Bye Bye Babylone *****
Lamia Ziadé, Denoël Graphic LL54,500 (French)
Imagine, if you will, that American illustrator and author Maira Kalman was recording the early years of the Lebanese civil war conflagration through a child’s eyes – a devastating mixture of artless technicolour drawings, wide-eyed musings, death and destruction – and you have an idea of Lamia Ziadé’s ‘Bye Bye Babylone’. Unlike Kalman’s ‘The Principles of Uncertainty’, however, whose impact on the world of design and narrative is unquestionable, Ziadé’s exploration of these memories of her childhood deal with what was an utterly terrifying reality, and the effectiveness of the pictorial exploration of warlords and bombings as opposed to floral china and gentleman philosophers is instructive.
Like Kalman, she roots her world in objects. The book opens with a graphic hymn to the delights of capitalism on display at Spinney’s in Ramlet el Bayda in 1975 – Bazooka chewing gum, Kraft’s rainbow marshmallows, Kellogg’s cereal and Libby’s ketchup. Their primary-bright colours and hypnotic Pop Art designs, great splashes of ketchup flowing across the page like blood, are put into frightening relief by the next series of illustrations – a catalogue of weapon types used in the civil war. ‘Le Slavia,’ announces our young narrator with aplomb. ‘La Kakachnikov AK47’. ‘Le Tokarev, le M16, le RPG.’ The juxtaposition is blistering, visceral – and all the joys and pains of modernity are what sears through the heart of the book.

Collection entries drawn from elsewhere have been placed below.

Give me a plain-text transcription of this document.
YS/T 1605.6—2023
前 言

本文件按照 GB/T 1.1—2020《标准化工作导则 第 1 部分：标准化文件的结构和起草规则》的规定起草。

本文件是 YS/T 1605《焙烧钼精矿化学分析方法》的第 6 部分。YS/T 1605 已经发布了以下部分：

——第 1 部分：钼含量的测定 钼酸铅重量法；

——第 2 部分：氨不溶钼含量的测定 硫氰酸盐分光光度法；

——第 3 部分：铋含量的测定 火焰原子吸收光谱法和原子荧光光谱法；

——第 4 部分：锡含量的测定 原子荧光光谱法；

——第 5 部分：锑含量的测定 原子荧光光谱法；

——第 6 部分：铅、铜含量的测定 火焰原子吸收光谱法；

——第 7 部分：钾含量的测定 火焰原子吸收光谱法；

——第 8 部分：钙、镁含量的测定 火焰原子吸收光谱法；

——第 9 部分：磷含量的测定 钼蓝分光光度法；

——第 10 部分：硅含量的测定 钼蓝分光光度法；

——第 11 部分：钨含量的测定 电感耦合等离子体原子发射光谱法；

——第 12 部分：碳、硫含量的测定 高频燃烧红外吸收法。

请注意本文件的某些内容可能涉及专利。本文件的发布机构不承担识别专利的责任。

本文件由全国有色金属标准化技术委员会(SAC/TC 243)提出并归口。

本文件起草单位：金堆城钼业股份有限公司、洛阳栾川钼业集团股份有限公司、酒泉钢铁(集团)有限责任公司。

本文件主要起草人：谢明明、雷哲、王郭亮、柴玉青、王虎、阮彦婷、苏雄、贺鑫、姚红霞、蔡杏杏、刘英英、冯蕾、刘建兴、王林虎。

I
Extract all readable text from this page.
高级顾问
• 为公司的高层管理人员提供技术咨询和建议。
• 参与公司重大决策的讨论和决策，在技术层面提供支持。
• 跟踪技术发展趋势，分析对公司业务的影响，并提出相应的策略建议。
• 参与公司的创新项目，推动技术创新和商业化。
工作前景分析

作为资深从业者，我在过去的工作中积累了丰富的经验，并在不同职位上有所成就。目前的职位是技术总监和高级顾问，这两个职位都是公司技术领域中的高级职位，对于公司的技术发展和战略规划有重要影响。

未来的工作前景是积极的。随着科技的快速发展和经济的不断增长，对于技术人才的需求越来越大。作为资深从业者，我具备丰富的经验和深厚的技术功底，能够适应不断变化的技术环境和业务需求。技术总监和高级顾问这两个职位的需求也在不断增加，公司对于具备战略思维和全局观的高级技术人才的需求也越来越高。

As a child, Ziadé experienced some of the worst excesses of the war, from bomb shelters and bodies to seeing the wreckage of massacred Palestinian camps. Even a family picnic trip to the mountains falls straight into the streets around the Ain el Remmaneh bus massacre on their return. To stave off night terrors, ‘je lis. La peur au ventre, je dévore les Bibiothèque Rose et les BD, qui me tiennent éveillée au cas ou...’
Her eye for detail and the tragic-comedic has lasted, with the cartoon characters from her wakeful nights striking poses in front of burning buildings, interspersed with grim litanies of grey-faced politicians whose images stalked her from TV sets and newspapers. She also has an ironic adult’s eye for her experiences; militiamen at the Holiday Inn, a Kalashnikov in one hand and a bottle of Dom Pérignon in the other, tinkling at the piano with their feet resting on the bodies of their enemies, lead her to remark ‘C’est la guerre désinvolte. Chez nous, l’importance c’est le style.’
With its childlike simplicity of vision yet terrifyingly grown-up knowledge, this war memoir opens new windows on the conflict and on the wartime experiences of Lebanese youth. ‘Bye Bye Babylone’ isn’t like any other account or artwork on the civil war that you’ve encountered before – but it might just be one of the most worthwhile.